Paul teamed up with Drexel University epidemiologists Igor Burstyn and Neal Goldstein to study this question, using publicly available COVID-10 testing data from Alberta and Philadelphia. They develop a Bayesian method, placing priors on disease prevalence and the sensitivity and specificity of the tests. With their approach and with the available data, they glean information on disease prevalence and test sensitivity, and re-calculate epidemic curves along with uncertainty measures of these curves. Their analysis indicates that the data are consistent with the hypothesis that the number of truly infected is being under-estimated.

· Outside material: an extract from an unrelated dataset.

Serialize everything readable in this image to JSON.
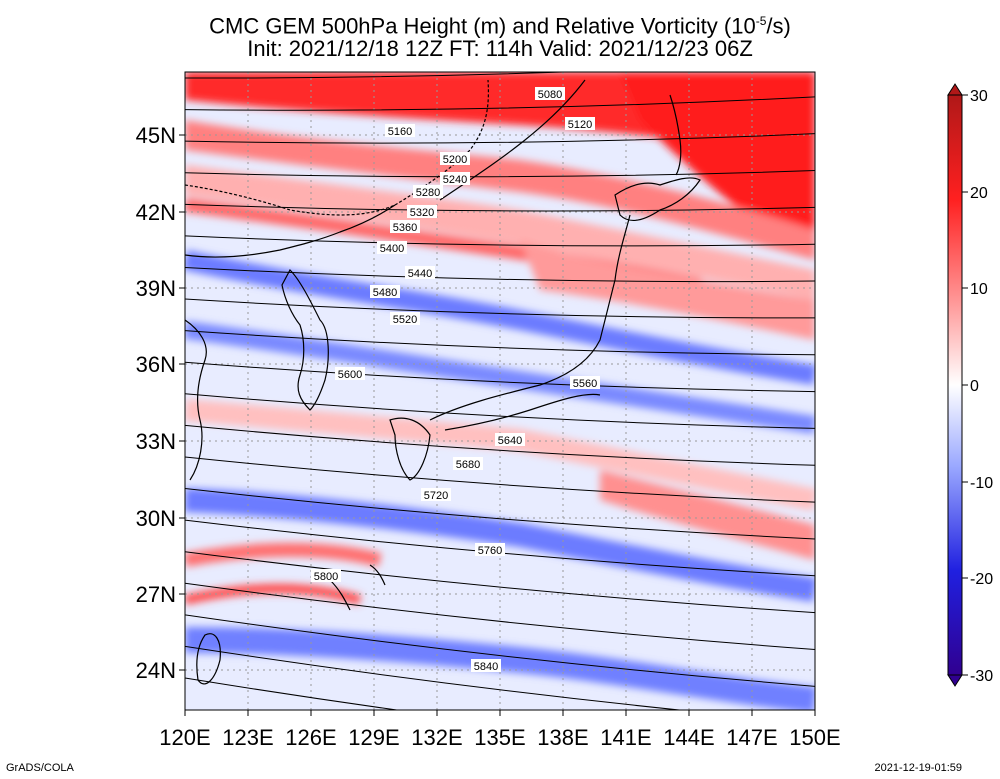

The under-diagnosis is more pronounced when there are both more positive cases and the prevalence of positive tests is higher, i.e., in Philadelphia related to Alberta.
The research appears in this recently posted preprint on medRxiv entitled "Towards reduction in bias in epidemic curves due to outcome misclassification through Bayesian analysis of time-series of laboratory test results: Case study of COVID-19 in Alberta, Canada and Philadelphia, USA” by Igor Burstyn, Neal D. Goldstein and Paul Gustafson.